Hello and welcome to my new journey on WordPress here. I am Megha Bhargava- one of the odd 40,000 Medical Interns in India, writing from the National Capital which burns at an excruciating 44 degree Celsius [Can I have some water, please?].
*gulps down thirstily*
A lot of students [more like- their parents] dream to be a Doctor someday. Donning the white apron, a stethoscope around your neck, a fancy pen with your name engraved on it with the much coveted prefix- DR. As we grow older, TV shows like Grey’s Anatomy, House MD fill our minds with false notions about how absolutely glamorous this job is. Don’t get me wrong, it sure is. But, it is much more complicated than resolving relationship troubles with your McDreamy.
I announced to almost everyone I knew at the tender age of Four that I’d be a doctor when I grew up [Ah! Kids]. Why? Because I thought doctors had some secret unlimited supply of candies and chocolates. Whenever I used to catch a cold [which was every third week], my father would take me to this plump red faced man called Dr. Ahluwalia [who looked like Ruskin Bond, now that I think of it]. He’d prescribe a sugary syrup and open his magical drawer to give me a candy. And I, would beam with joy.

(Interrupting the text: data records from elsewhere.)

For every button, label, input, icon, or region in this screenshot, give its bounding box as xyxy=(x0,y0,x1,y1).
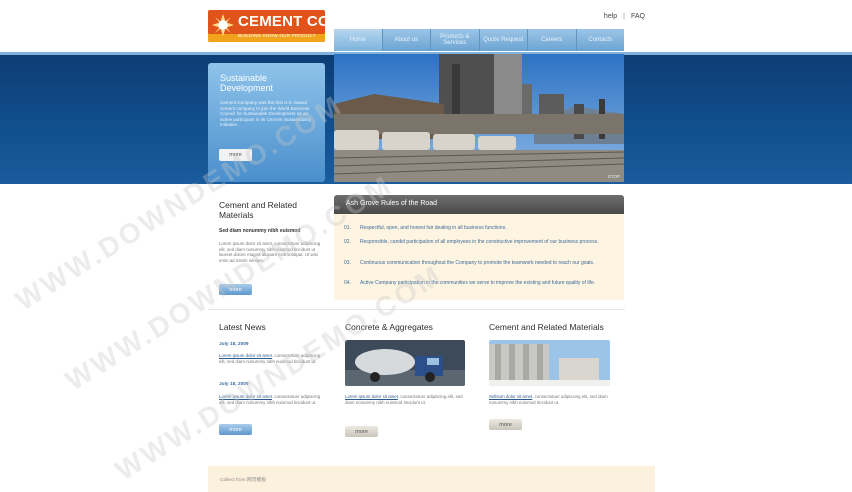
sun-logo-icon xyxy=(212,14,234,36)
rules-title: Ash Grove Rules of the Road xyxy=(346,200,438,207)
cement2-title: Cement and Related Materials xyxy=(489,322,604,332)
nav-home[interactable]: Home xyxy=(334,29,383,51)
news-date: July 18, 2009 xyxy=(219,342,249,347)
rule-number: 01. xyxy=(344,225,351,231)
hero-image: STOP xyxy=(334,54,624,182)
cement-section-subtitle: Sed diam nonummy nibh euismod xyxy=(219,228,301,234)
news-link[interactable]: Lorem ipsum dolor sit amet xyxy=(219,394,272,399)
cement2-link[interactable]: Sellsum dolor sit amet xyxy=(489,394,532,399)
help-link[interactable]: help xyxy=(604,13,617,20)
slideshow-stop-button[interactable]: STOP xyxy=(608,174,620,179)
faq-link[interactable]: FAQ xyxy=(631,13,645,20)
main-nav: Home About us Products & Services Quote … xyxy=(334,29,624,51)
cement2-text-block: Sellsum dolor sit amet, consectetuer adi… xyxy=(489,394,611,405)
news-title: Latest News xyxy=(219,322,266,332)
promo-text: Cement Company was the first U.S.-based … xyxy=(220,100,311,128)
news-item: Lorem ipsum dolor sit amet, consectetuer… xyxy=(219,394,325,405)
top-links: help | FAQ xyxy=(604,13,645,20)
nav-products-services[interactable]: Products & Services xyxy=(431,29,480,51)
logo-title: CEMENT CO. xyxy=(238,13,335,30)
rule-text: Respectful, open, and honest fair dealin… xyxy=(360,225,507,231)
nav-contacts[interactable]: Contacts xyxy=(576,29,624,51)
section-divider xyxy=(208,309,625,310)
news-link[interactable]: Lorem ipsum dolor sit amet xyxy=(219,353,272,358)
promo-more-button[interactable]: more xyxy=(219,149,252,161)
mixer-truck-image xyxy=(345,340,465,386)
cement-more-button[interactable]: more xyxy=(219,284,252,295)
rule-item: 02. Responsible, candid participation of… xyxy=(344,239,604,245)
rules-header: Ash Grove Rules of the Road xyxy=(334,195,624,214)
cement2-more-button[interactable]: more xyxy=(489,419,522,430)
cement-section-text: Lorem ipsum dolor sit amet, consectetuer… xyxy=(219,241,321,263)
footer: Collect from 网页模板 xyxy=(208,466,655,492)
cement2-image xyxy=(489,340,610,386)
logo[interactable]: CEMENT CO. BUILDING KNOW OUR PRODUCT xyxy=(208,10,334,42)
rule-item: 03. Continuous communication throughout … xyxy=(344,260,604,266)
rule-number: 02. xyxy=(344,239,351,245)
news-item: Lorem ipsum dolor sit amet, consectetuer… xyxy=(219,353,325,364)
rule-number: 04. xyxy=(344,280,351,286)
rule-text: Responsible, candid participation of all… xyxy=(360,239,599,245)
concrete-title: Concrete & Aggregates xyxy=(345,322,433,332)
promo-box: Sustainable Development Cement Company w… xyxy=(208,63,325,182)
concrete-more-button[interactable]: more xyxy=(345,426,378,437)
separator: | xyxy=(623,13,625,20)
rule-number: 03. xyxy=(344,260,351,266)
cement-section-title: Cement and Related Materials xyxy=(219,200,297,220)
rule-item: 04. Active Company participation in the … xyxy=(344,280,604,286)
rule-text: Continuous communication throughout the … xyxy=(360,260,595,266)
news-more-button[interactable]: more xyxy=(219,424,252,435)
concrete-image xyxy=(345,340,465,386)
rule-item: 01. Respectful, open, and honest fair de… xyxy=(344,225,604,231)
nav-careers[interactable]: Careers xyxy=(528,29,577,51)
cement-plant-image xyxy=(334,54,624,182)
footer-text: Collect from 网页模板 xyxy=(220,478,267,483)
rule-text: Active Company participation in the comm… xyxy=(360,280,596,286)
promo-title: Sustainable Development xyxy=(220,73,274,93)
nav-quote-request[interactable]: Quote Request xyxy=(479,29,528,51)
concrete-text-block: Lorem ipsum dolor sit amet, consectetuer… xyxy=(345,394,465,405)
news-date: July 18, 2009 xyxy=(219,382,249,387)
logo-tagline: BUILDING KNOW OUR PRODUCT xyxy=(238,33,316,38)
rules-list: 01. Respectful, open, and honest fair de… xyxy=(334,214,624,300)
nav-about-us[interactable]: About us xyxy=(382,29,431,51)
silos-image xyxy=(489,340,610,386)
concrete-link[interactable]: Lorem ipsum dolor sit amet xyxy=(345,394,398,399)
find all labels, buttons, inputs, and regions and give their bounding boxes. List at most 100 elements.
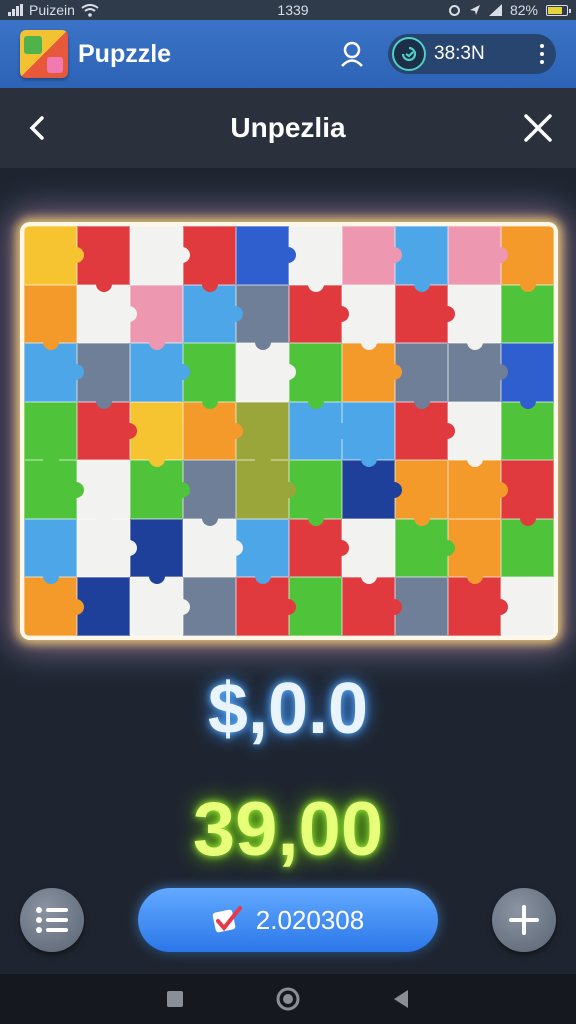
list-button[interactable] xyxy=(20,888,84,952)
square-icon[interactable] xyxy=(166,990,184,1008)
puzzle-piece[interactable] xyxy=(395,343,448,409)
back-button[interactable] xyxy=(22,112,54,144)
puzzle-piece[interactable] xyxy=(130,343,190,402)
puzzle-piece[interactable] xyxy=(342,226,402,285)
puzzle-piece[interactable] xyxy=(77,343,130,409)
puzzle-piece[interactable] xyxy=(448,284,501,351)
puzzle-piece[interactable] xyxy=(183,577,236,636)
puzzle-piece[interactable] xyxy=(342,401,395,468)
puzzle-piece[interactable] xyxy=(236,284,289,351)
puzzle-piece[interactable] xyxy=(236,226,296,285)
location-icon xyxy=(469,5,480,15)
puzzle-piece[interactable] xyxy=(236,518,289,585)
puzzle-piece[interactable] xyxy=(448,401,501,468)
puzzle-piece[interactable] xyxy=(289,518,349,578)
search-button[interactable] xyxy=(332,34,372,74)
puzzle-piece[interactable] xyxy=(130,577,190,636)
puzzle-piece[interactable] xyxy=(236,460,296,519)
puzzle-piece[interactable] xyxy=(24,460,84,519)
puzzle-piece[interactable] xyxy=(130,460,190,519)
puzzle-piece[interactable] xyxy=(77,460,130,526)
puzzle-piece[interactable] xyxy=(130,518,183,585)
puzzle-piece[interactable] xyxy=(501,577,554,636)
puzzle-piece[interactable] xyxy=(395,226,448,292)
app-logo xyxy=(20,30,68,78)
puzzle-piece[interactable] xyxy=(77,401,137,461)
puzzle-piece[interactable] xyxy=(501,460,554,526)
page-title: Unpezlia xyxy=(230,112,346,143)
puzzle-piece[interactable] xyxy=(448,577,508,636)
signal-icon xyxy=(8,4,23,16)
puzzle-piece[interactable] xyxy=(183,460,236,526)
puzzle-piece[interactable] xyxy=(24,343,84,402)
puzzle-piece[interactable] xyxy=(289,577,342,636)
puzzle-piece[interactable] xyxy=(24,284,77,351)
puzzle-piece[interactable] xyxy=(448,226,508,285)
status-time: 1339 xyxy=(277,2,309,18)
puzzle-piece[interactable] xyxy=(77,577,130,636)
puzzle-piece[interactable] xyxy=(183,226,236,292)
battery-percent: 82% xyxy=(509,2,538,18)
puzzle-piece[interactable] xyxy=(501,401,554,461)
puzzle-piece[interactable] xyxy=(448,343,508,402)
wifi-icon xyxy=(81,3,99,17)
puzzle-piece[interactable] xyxy=(183,343,236,409)
cell-signal-icon xyxy=(488,4,502,16)
status-bar: Puizein 1339 82% xyxy=(0,0,576,20)
puzzle-piece[interactable] xyxy=(395,401,455,461)
close-icon xyxy=(524,114,552,142)
puzzle-piece[interactable] xyxy=(342,518,395,585)
puzzle-piece[interactable] xyxy=(130,401,183,468)
puzzle-piece[interactable] xyxy=(289,401,349,461)
system-nav-bar xyxy=(0,974,576,1024)
puzzle-piece[interactable] xyxy=(395,284,455,344)
puzzle-piece[interactable] xyxy=(342,284,395,351)
puzzle-piece[interactable] xyxy=(448,518,501,585)
plus-button[interactable] xyxy=(492,888,556,952)
score-primary: $,0.0 xyxy=(207,669,369,749)
puzzle-piece[interactable] xyxy=(395,518,455,578)
puzzle-piece[interactable] xyxy=(342,343,402,402)
battery-icon xyxy=(546,4,571,16)
close-button[interactable] xyxy=(522,112,554,144)
more-vertical-icon[interactable] xyxy=(532,44,552,64)
puzzle-piece[interactable] xyxy=(130,284,183,351)
puzzle-piece[interactable] xyxy=(183,518,243,578)
puzzle-piece[interactable] xyxy=(77,284,137,344)
puzzle-board[interactable] xyxy=(24,226,554,636)
puzzle-piece[interactable] xyxy=(501,518,554,578)
puzzle-piece[interactable] xyxy=(24,577,84,636)
puzzle-piece[interactable] xyxy=(183,401,243,461)
puzzle-piece[interactable] xyxy=(289,460,342,526)
puzzle-piece[interactable] xyxy=(448,460,508,519)
puzzle-piece[interactable] xyxy=(342,460,402,519)
puzzle-piece[interactable] xyxy=(77,226,130,292)
puzzle-piece[interactable] xyxy=(395,577,448,636)
back-triangle-icon[interactable] xyxy=(392,989,410,1009)
puzzle-piece[interactable] xyxy=(24,518,77,585)
puzzle-piece[interactable] xyxy=(501,284,554,344)
puzzle-piece[interactable] xyxy=(289,284,349,344)
home-icon[interactable] xyxy=(276,987,300,1011)
puzzle-piece[interactable] xyxy=(342,577,402,636)
nav-bar: Unpezlia xyxy=(0,88,576,168)
puzzle-piece[interactable] xyxy=(24,401,77,468)
puzzle-piece[interactable] xyxy=(289,226,342,292)
puzzle-piece[interactable] xyxy=(501,226,554,292)
timer-pill[interactable]: 38:3N xyxy=(388,34,556,74)
puzzle-piece[interactable] xyxy=(501,343,554,409)
search-icon xyxy=(341,41,363,67)
sync-icon xyxy=(448,4,460,16)
puzzle-piece[interactable] xyxy=(77,518,137,578)
puzzle-piece[interactable] xyxy=(395,460,448,526)
puzzle-piece[interactable] xyxy=(236,577,296,636)
puzzle-piece[interactable] xyxy=(236,401,289,468)
puzzle-piece[interactable] xyxy=(289,343,342,409)
puzzle-piece[interactable] xyxy=(183,284,243,344)
main-action-button[interactable]: 2.020308 xyxy=(138,888,438,952)
puzzle-piece[interactable] xyxy=(24,226,84,285)
puzzle-piece[interactable] xyxy=(130,226,190,285)
chevron-left-icon xyxy=(29,116,44,140)
puzzle-piece[interactable] xyxy=(236,343,296,402)
plus-icon xyxy=(509,905,539,935)
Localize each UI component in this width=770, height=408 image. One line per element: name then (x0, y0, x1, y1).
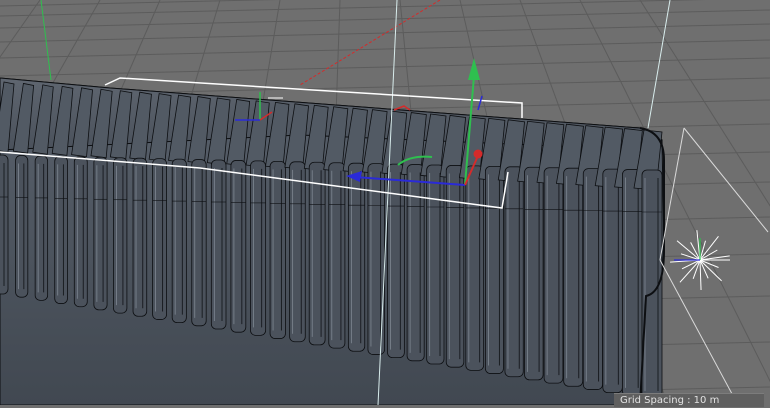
segmented-object[interactable] (0, 77, 665, 405)
3d-viewport[interactable] (0, 0, 770, 405)
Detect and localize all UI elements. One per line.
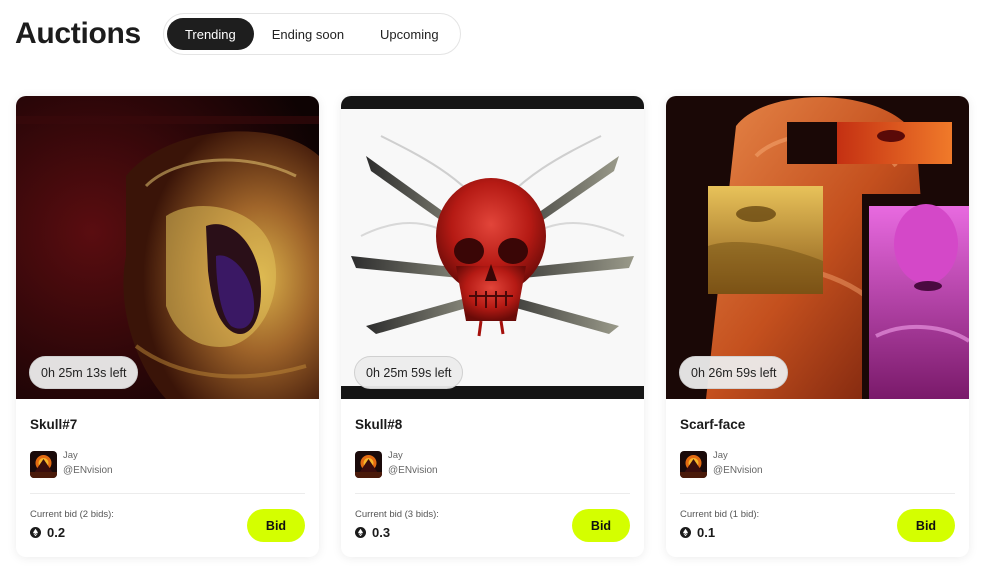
current-bid-amount: 0.3: [355, 525, 390, 540]
page-title: Auctions: [15, 17, 141, 50]
creator-name: Jay: [63, 450, 78, 461]
tab-upcoming[interactable]: Upcoming: [362, 18, 457, 50]
creator-handle: @ENvision: [388, 465, 438, 476]
eth-icon: [680, 527, 691, 538]
auction-card[interactable]: 0h 26m 59s left Scarf-face Jay @ENvision…: [666, 96, 969, 557]
bid-amount-value: 0.2: [47, 525, 66, 540]
creator-name: Jay: [713, 450, 728, 461]
creator-info[interactable]: Jay @ENvision: [355, 449, 438, 479]
divider: [680, 493, 955, 494]
current-bid-amount: 0.2: [30, 525, 65, 540]
current-bid-amount: 0.1: [680, 525, 715, 540]
divider: [355, 493, 630, 494]
eth-icon: [30, 527, 41, 538]
creator-avatar[interactable]: [680, 450, 707, 478]
current-bid-label: Current bid (1 bid):: [680, 509, 760, 520]
skull-artwork-image: [341, 96, 644, 399]
creator-info[interactable]: Jay @ENvision: [30, 449, 113, 479]
artwork-image[interactable]: 0h 25m 13s left: [16, 96, 319, 399]
bid-button[interactable]: Bid: [572, 509, 630, 542]
divider: [30, 493, 305, 494]
time-left-badge: 0h 25m 59s left: [354, 356, 464, 389]
artwork-image[interactable]: 0h 25m 59s left: [341, 96, 644, 399]
auction-card[interactable]: 0h 25m 13s left Skull#7 Jay @ENvision Cu…: [16, 96, 319, 557]
creator-info[interactable]: Jay @ENvision: [680, 449, 763, 479]
auction-card[interactable]: 0h 25m 59s left Skull#8 Jay @ENvision Cu…: [341, 96, 644, 557]
bid-amount-value: 0.3: [372, 525, 391, 540]
bid-button[interactable]: Bid: [247, 509, 305, 542]
auction-card-list: 0h 25m 13s left Skull#7 Jay @ENvision Cu…: [16, 96, 969, 557]
current-bid-label: Current bid (2 bids):: [30, 509, 114, 520]
bid-button[interactable]: Bid: [897, 509, 955, 542]
eth-icon: [355, 527, 366, 538]
artwork-image[interactable]: 0h 26m 59s left: [666, 96, 969, 399]
tab-ending-soon[interactable]: Ending soon: [254, 18, 362, 50]
time-left-badge: 0h 26m 59s left: [679, 356, 789, 389]
creator-name: Jay: [388, 450, 403, 461]
card-title[interactable]: Skull#8: [355, 417, 402, 432]
skull-artwork-image: [16, 96, 319, 399]
tab-trending[interactable]: Trending: [166, 18, 254, 50]
creator-handle: @ENvision: [63, 465, 113, 476]
auction-filter-tabs: Trending Ending soon Upcoming: [162, 13, 461, 55]
bid-amount-value: 0.1: [697, 525, 716, 540]
creator-avatar[interactable]: [355, 450, 382, 478]
current-bid-label: Current bid (3 bids):: [355, 509, 439, 520]
scarf-face-artwork-image: [666, 96, 969, 399]
time-left-badge: 0h 25m 13s left: [29, 356, 139, 389]
card-title[interactable]: Skull#7: [30, 417, 77, 432]
card-title[interactable]: Scarf-face: [680, 417, 745, 432]
page-header: Auctions Trending Ending soon Upcoming: [15, 13, 461, 55]
creator-handle: @ENvision: [713, 465, 763, 476]
creator-avatar[interactable]: [30, 450, 57, 478]
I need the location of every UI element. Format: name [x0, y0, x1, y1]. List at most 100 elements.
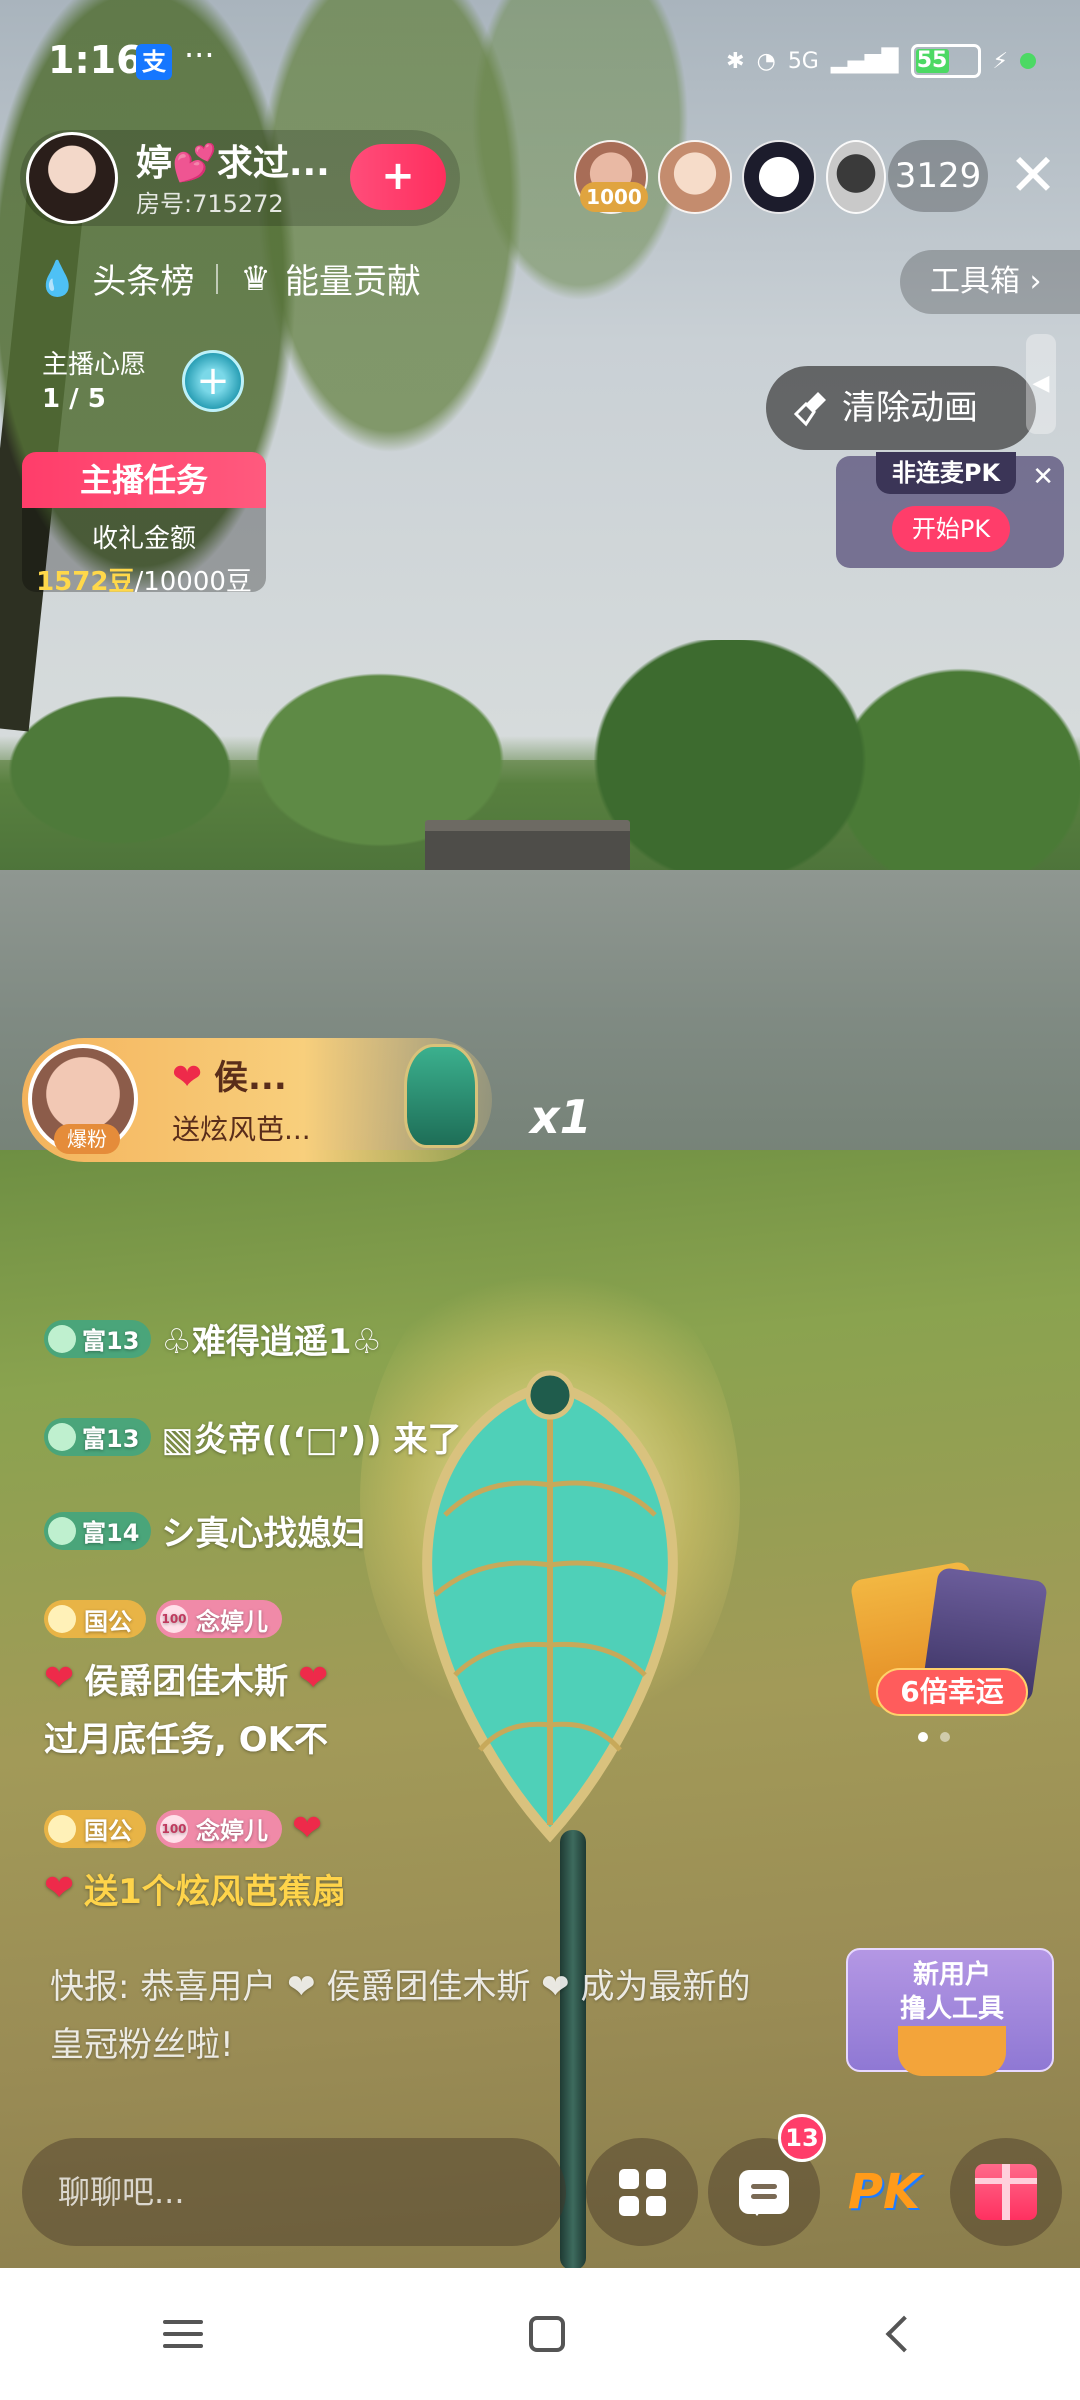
drop-icon: 💧 [36, 258, 79, 299]
gift-multiplier: x1 [530, 1090, 592, 1144]
charging-icon: ⚡ [992, 48, 1008, 74]
add-wish-icon[interactable]: + [182, 350, 244, 412]
anchor-name[interactable]: 婷💕求过... [136, 134, 356, 186]
banana-fan-icon [404, 1044, 478, 1148]
divider [216, 263, 219, 294]
status-bar: 1:16 支 ··· ✱ ◔ 5G ▂▄▆█ 55 ⚡ [0, 0, 1080, 120]
room-id: 房号:715272 [136, 190, 284, 218]
heart-icon: ❤ [172, 1057, 203, 1098]
message-icon [739, 2170, 789, 2216]
chat-message[interactable]: 富13 ▧炎帝((ʻ□ʼ)) 来了 [44, 1412, 461, 1461]
basket-icon [898, 2026, 1006, 2076]
chat-username: 侯爵团佳木斯 [84, 1662, 289, 1702]
pk-icon: PK [847, 2164, 921, 2220]
level-icon [48, 1516, 76, 1545]
rank-row: 💧 头条榜 ♛ 能量贡献 [36, 254, 421, 303]
wish-label: 主播心愿 [42, 350, 147, 380]
battery-level: 55 [915, 48, 949, 73]
fan-club-badge: 100 念婷儿 [156, 1809, 282, 1848]
chat-input[interactable]: 聊聊吧... [22, 2138, 566, 2246]
chat-message[interactable]: 富13 ♧难得逍遥1♧ [44, 1314, 382, 1363]
chat-message[interactable]: ❤ 侯爵团佳木斯 ❤ [44, 1654, 328, 1703]
gift-button[interactable] [950, 2138, 1062, 2246]
fan-club-name: 念婷儿 [196, 1817, 268, 1845]
unread-badge: 13 [778, 2114, 826, 2162]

I did realise that the Unlimited Candy Supply was a false trap as I grew older. Much to my surprise, Dr. Ahluwalia was no Willy Wonka. And it took a lot of blood and sweat to crack the Pre-Medical Exam, clear the Annual Examination and be where I am today. An Intern [cum nurse-cum janitor-cum peon-cum clerk].
The 5.5 years of MBBS- the Indian Medical Degree is filled with stories and incidences that can bring about a smile on your face when you’re low. It also, is frustrating enough to discourage future aspirants from pursuing Medical Science. But, I love this shit.
This blog will be a reflection of my 5 years in Medicine [and the next 6 months left] along with occasional surprises of the blank verses that I write every now and then. So, lo and behold and witness this Doctor in the making. I solemnly swear that I am up to all good [else I’ll be jailed for Medical Malpractice].